Fortunately, many of us live or work in a city which forces the recycling mindset. San Francisco has some of the strongest regulations in the U.S. with a goal of reaching zero waste by next year. That’s a very aggressive goal, but San Francisco is already the best city in the country, and one of the best in the world, at diverting trash from landfill, with an 80% diversion rate. This means a lot of the garbage we see on our streets isn’t going to the landfill but is being recycled, reused or even composted.
But what about “big ticket” trash items, like furniture? According to data from the US Environmental Protection Agency, the U.S. generates six times the amount of trash from furniture and household furnishings today than we did in 1960. While some of this trash is diverted from landfills and made useful by burning it and using the energy generated to power homes or businesses, we still sent an estimated 9,700,000 tons of furniture to landfills in 2017. That’s surprising because one of the most common materials in furniture is wood. Still, just 40,000 tons of furniture and furnishings were recycled in 2017.
Even more alarming, an estimated 8.5 million tons of office furniture heads to landfills annually, also according to EPA. Right now, a very small proportion of that figure is recycled, largely because there isn’t much incentive. With used office and household furniture flooding the market, no one wants to buy that furniture and even many charities can’t accept large amounts of furniture because they either don’t have the facilities for, or can’t afford the cost of, storing it.
We can, and should, do better.
A new approach
Here's one idea that JLL is working on to make a dent in these numbers and help the larger community.
Earlier this year, JLL partnered with Sonesta, a global hospitality chain, to come up with a sustainable plan for re-use of all of the furniture in the 150-room Clift Royal Sonesta hotel on Geary Street in San Francisco. Sonesta is renovating and rebranding the hotel and that means all new furniture and furnishings, so all of the existing furniture — an estimated 12 tons — had to go.

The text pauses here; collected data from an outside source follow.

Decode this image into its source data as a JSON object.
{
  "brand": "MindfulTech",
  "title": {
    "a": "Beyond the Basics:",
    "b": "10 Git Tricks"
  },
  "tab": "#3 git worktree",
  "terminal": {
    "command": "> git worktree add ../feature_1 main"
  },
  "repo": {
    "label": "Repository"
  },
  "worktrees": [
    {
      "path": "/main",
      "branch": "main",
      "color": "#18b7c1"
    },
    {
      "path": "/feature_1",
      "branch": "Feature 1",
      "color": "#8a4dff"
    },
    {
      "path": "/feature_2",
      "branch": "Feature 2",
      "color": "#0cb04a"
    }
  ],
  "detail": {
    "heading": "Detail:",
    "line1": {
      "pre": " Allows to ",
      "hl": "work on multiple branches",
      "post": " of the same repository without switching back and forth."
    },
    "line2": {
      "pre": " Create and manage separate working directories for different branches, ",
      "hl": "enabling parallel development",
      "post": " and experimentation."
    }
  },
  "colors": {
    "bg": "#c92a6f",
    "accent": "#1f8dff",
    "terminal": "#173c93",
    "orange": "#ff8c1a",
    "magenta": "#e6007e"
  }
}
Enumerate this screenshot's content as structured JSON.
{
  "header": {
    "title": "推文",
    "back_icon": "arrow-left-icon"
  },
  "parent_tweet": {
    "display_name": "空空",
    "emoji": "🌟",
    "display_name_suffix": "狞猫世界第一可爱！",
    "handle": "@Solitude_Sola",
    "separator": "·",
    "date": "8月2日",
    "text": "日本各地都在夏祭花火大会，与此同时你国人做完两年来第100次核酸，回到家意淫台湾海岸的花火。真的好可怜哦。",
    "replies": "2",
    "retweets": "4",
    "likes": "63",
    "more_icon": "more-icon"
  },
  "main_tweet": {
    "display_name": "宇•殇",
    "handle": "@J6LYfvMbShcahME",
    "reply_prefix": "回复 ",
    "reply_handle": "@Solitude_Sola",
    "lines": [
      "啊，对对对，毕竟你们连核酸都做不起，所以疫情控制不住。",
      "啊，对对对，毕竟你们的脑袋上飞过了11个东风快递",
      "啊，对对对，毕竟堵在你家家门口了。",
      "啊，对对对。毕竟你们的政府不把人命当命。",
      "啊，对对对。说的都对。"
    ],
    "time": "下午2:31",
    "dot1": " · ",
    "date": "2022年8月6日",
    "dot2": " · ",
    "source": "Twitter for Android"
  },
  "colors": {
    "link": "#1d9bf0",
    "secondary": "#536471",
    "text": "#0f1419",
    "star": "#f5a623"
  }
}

According to Julie Hyson who oversees JLL Project Management in Northern California, “In the past, most of this furniture would be trashed, creating more than 400 cubic yards of additional waste in local landfills.”
We reached out to several local charities, eventually partnering with Compass Family Services (CFS), a local charity helping homeless and at-risk families find housing solutions in the Bay Area. But when families are re-housed, they often don’t have furniture and CFS can’t afford to store large amounts of furniture. So, Sonesta is covering storage and delivery expenses and every month a portion of the Clift furniture will be delivered to families served by CFS. Some of the furniture will go to the Compass Clara House, a service-enriched transitional housing program for homeless families.
This is just one small solution to a much larger problem, but we are looking at ways to scale this solution over the next year so that we can divert even more assets (not just furniture from hotels but appliances and surplus materials from offices, retail shops and other businesses) away from landfills.
The beauty of this ‘recycling’ effort is that we see the payoff every time we make a delivery to a family in need. It’s not just good for our environment, it helps create the right environment for homeless and at-risk families in our community and that’s an effort we can all get behind.